Stoic philosopher and columnist, Massimo Pigliucci,
confesses that stoicism has profound limitations as a change strategy:
·
…people want to use it as a magic wand to solve
any and all problems, as if practicing a philosophy of life…provided some kind
of superhuman powers that can make us transcend our limitations as finite
beings. Which is ironic, given that a central tenet of Stoicism — the dichotomy
of control — is precisely about just how limited human powers really are.
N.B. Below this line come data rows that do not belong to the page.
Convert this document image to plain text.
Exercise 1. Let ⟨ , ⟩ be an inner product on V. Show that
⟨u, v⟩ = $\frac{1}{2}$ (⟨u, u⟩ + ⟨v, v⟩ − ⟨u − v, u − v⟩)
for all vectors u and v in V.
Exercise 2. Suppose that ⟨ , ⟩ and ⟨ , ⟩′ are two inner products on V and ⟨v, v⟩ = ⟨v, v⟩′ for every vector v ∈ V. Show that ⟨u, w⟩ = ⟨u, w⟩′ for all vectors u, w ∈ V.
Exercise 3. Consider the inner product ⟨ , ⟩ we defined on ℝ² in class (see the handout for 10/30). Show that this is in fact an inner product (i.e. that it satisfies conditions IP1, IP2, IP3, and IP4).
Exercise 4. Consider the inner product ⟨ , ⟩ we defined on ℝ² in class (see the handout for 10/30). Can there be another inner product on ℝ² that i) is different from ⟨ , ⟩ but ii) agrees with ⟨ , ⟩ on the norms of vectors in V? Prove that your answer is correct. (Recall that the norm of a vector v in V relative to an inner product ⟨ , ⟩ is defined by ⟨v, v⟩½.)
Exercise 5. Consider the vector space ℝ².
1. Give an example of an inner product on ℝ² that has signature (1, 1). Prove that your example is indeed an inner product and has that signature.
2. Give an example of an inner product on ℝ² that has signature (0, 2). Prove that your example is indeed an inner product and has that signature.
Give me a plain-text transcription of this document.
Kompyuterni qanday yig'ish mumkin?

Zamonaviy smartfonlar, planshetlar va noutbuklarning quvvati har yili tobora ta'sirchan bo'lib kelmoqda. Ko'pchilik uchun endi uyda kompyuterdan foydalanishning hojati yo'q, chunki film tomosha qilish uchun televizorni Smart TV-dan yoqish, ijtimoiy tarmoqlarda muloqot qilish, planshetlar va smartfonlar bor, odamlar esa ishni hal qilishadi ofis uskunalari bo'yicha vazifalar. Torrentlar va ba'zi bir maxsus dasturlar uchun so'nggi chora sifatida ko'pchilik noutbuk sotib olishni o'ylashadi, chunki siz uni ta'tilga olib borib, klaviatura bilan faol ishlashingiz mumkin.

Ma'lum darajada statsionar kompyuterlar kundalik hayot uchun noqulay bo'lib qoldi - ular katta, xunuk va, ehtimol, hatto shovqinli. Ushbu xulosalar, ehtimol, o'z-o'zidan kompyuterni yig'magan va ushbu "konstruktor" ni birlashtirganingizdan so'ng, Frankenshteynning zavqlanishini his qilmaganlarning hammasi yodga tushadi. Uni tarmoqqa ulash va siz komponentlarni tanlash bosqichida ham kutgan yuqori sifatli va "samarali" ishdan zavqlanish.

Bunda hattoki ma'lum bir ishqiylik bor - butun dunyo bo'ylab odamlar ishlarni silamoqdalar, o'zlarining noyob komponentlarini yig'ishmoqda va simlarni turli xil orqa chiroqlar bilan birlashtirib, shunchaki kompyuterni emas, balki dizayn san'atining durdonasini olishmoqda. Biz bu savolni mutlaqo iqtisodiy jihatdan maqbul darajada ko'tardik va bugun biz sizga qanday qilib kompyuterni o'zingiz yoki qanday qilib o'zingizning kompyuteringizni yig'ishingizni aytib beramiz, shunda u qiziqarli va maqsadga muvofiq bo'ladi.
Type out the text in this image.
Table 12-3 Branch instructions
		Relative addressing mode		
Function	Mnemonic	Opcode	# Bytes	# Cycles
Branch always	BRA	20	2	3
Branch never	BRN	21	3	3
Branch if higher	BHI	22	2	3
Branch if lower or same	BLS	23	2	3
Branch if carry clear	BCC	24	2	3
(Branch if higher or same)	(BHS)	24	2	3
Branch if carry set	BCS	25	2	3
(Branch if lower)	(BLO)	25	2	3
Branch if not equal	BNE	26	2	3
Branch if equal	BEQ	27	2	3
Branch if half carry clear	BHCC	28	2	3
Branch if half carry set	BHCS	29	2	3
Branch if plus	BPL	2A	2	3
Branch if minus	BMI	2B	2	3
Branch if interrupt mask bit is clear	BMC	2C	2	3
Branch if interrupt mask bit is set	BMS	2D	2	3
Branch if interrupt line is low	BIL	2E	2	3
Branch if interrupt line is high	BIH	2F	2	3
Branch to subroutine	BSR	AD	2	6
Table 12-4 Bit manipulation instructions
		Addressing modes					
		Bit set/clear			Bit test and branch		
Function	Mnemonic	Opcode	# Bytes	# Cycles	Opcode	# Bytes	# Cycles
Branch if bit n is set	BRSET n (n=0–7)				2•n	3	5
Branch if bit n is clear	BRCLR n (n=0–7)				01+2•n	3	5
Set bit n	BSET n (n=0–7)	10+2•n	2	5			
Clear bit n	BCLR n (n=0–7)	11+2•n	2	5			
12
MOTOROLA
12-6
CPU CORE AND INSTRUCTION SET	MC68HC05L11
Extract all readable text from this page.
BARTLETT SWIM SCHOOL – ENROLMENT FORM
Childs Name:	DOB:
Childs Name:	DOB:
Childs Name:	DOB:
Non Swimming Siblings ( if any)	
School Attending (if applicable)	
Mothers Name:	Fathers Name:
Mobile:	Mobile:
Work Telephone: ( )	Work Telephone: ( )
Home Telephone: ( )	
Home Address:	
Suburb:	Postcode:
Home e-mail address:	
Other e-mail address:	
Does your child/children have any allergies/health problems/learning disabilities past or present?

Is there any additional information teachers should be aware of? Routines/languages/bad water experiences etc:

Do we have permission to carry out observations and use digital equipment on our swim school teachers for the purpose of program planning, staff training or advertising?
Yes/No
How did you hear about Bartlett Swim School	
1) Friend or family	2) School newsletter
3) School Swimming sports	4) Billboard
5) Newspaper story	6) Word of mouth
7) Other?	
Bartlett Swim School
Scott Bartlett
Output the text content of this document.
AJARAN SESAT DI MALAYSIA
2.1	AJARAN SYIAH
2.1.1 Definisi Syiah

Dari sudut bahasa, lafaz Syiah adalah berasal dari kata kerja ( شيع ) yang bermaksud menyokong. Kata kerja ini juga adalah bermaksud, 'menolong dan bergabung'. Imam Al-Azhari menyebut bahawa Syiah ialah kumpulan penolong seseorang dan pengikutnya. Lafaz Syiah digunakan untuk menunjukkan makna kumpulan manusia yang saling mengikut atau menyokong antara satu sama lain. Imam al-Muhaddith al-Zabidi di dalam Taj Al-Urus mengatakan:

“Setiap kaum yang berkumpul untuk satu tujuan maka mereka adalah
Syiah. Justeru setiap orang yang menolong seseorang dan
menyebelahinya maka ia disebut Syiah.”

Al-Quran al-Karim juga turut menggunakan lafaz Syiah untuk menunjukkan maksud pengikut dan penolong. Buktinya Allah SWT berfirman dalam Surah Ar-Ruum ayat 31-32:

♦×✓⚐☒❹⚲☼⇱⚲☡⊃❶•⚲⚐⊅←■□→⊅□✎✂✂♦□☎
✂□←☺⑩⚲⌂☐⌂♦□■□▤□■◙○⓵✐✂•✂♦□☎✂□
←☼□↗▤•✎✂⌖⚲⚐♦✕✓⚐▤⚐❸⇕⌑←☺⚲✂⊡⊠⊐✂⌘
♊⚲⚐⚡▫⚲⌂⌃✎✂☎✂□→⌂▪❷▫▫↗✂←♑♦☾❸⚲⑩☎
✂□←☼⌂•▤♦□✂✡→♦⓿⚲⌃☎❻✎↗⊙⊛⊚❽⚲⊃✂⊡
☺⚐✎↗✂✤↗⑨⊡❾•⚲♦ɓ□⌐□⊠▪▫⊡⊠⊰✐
Pigliucci identifies the problem that many others refuse to
acknowledge – that we are very limited in terms of changing ourselves, whatever
our philosophy of life. He cites another who has attempted to apply philosophy
to psychotherapy:
·
Lou Marinoff, wrote a best-selling book
provocatively entitled “Plato, Not Prozac!” about philosophical counseling as a
tool for, as he puts it, “therapy for the sane.” But even Lou, despite his
obvious skepticism of psychiatry, acknowledges in the introduction to the book
that if your mind does not function properly you may, in fact, need Prozac (or
whatever other effective medication).
Prozac is hardly an answer; perhaps instead a tradeoff at
best, especially in light of the fact that so many mass murderers had been on
psychotropic medications.
Isn’t it ironic that humanity has accomplished so much
technologically and yet has utterly failed to change ourselves – the thoughts
and emotions that afflict us. It is almost as if there was a divine plot set
against our pride and attempts at self-aggrandizement.
Perhaps there is. Perhaps we were not created for
self-attainment but for a divine relationship in which our sins would be
forgiven and our identity supremely validated by an all-defining love. Perhaps
this is the reason that the various human interventions have failed.